Janusz.W
Wróbel
zbłąkany jak kurz w oczach
w powietrzu łapiesz łyk dwutlenku (smogu)
ślady na szyi nie przypominają
produktów z sieci marketów diabła
odchodzisz jak kryształki lodu
by w krtani czuć wojnę zachodzących promieni i wiatru
na rozsianym niebie pełnym grud i zmarzliny
szukasz źdźbła jak wstęgi polarnej nocy
wysuszone łzy ze świtem rozrzucone
na dwóch brzegach spierzchły się
jak ptactwo do lotu
wznosi teologię
dwudziestu jeden gram by upadła ze zdwoją siłą
abyś jak wróbel szukał piór na kamieniach
Ilość odsłon: 1279
Komentarze
Janusz.W
luty 22, 2018 22:08
dziękuje Leszku
Leszek.J
luty 22, 2018 21:00
Ważny temat i wart opisywania. Ten smog.
Pozdrawiam
Janusz.W
luty 22, 2018 16:27
Tomasz dziękuje za ślad
Janusz.W
luty 22, 2018 14:40
witaj czy w skład smogu występuje dwutlenek węgla??

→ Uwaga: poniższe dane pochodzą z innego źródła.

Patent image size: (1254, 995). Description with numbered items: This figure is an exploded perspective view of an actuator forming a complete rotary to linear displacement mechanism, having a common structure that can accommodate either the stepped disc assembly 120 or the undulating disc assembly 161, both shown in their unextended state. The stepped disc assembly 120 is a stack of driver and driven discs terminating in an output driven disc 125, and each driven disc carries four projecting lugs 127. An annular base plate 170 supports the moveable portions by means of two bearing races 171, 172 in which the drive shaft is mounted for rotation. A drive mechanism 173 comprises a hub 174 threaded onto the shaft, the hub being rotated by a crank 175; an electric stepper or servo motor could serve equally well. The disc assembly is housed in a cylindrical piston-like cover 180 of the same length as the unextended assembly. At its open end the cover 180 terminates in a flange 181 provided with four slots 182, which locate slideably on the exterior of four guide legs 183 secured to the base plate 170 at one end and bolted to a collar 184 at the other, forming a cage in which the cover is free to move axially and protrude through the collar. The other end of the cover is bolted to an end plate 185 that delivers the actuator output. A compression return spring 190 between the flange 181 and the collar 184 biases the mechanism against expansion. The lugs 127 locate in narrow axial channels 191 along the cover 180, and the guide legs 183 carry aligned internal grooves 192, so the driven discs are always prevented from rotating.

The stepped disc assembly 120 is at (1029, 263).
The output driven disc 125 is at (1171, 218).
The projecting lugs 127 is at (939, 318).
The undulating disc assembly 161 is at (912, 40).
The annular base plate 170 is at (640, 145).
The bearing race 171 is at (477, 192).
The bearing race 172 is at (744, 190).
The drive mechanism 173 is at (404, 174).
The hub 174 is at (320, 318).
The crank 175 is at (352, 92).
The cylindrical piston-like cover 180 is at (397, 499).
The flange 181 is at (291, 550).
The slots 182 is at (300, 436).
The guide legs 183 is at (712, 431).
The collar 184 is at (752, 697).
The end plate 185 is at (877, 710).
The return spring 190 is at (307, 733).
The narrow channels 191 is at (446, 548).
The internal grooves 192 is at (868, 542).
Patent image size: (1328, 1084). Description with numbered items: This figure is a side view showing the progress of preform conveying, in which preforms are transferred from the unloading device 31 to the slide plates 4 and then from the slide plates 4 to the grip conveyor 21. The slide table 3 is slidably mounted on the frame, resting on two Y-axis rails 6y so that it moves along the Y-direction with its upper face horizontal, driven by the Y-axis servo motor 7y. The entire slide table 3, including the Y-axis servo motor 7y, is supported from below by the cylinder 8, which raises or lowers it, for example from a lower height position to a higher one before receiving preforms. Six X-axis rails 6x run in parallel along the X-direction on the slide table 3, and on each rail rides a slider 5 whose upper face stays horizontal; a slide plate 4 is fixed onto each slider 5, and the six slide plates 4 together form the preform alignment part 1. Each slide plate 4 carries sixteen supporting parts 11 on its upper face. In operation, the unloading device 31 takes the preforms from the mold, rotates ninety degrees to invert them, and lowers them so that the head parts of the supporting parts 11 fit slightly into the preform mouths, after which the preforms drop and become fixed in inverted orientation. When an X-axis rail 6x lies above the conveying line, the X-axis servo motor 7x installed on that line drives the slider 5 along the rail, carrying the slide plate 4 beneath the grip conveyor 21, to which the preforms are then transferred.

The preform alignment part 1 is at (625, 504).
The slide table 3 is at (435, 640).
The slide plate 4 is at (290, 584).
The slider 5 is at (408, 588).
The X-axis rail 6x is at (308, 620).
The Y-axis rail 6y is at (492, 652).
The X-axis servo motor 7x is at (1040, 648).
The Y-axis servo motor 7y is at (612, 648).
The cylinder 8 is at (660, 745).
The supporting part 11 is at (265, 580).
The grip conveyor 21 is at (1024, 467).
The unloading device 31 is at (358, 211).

czy bycie szorstkim nie może być u ptaków które muszą pokonać 2 tys km
som no i znane inne zwroty i często używam synonimów
pozdrawiam serdecznie i dziękuje za odwiedziny Mithril
dobre i 5 sek Dahida
Tomek
luty 22, 2018 14:35
Może to literówka z tym dwutlenkiem i chodzi o dwuwodorek. Tlenu, oczywiście, czyli deszcz.
Mithril
luty 22, 2018 07:42
"w powietrzu łapiesz łyk dwutlenku"
...siarki? azotu? chloru? manganu?
"spierzchły się jak ptactwo do lotu"
- temu autoru som znane znaczenia co poniektórych słów?
"by poupadła ze zdwoją siłą"
...to wlepione powyżej poupadło
Gudmundur
luty 22, 2018 00:57
Janusz-:)) dzisiaj już nie skomentuję, bom narąbany.
Przeczytałem w 5 sec , jeszcze tu wrócę -:)
Pozdrawiam!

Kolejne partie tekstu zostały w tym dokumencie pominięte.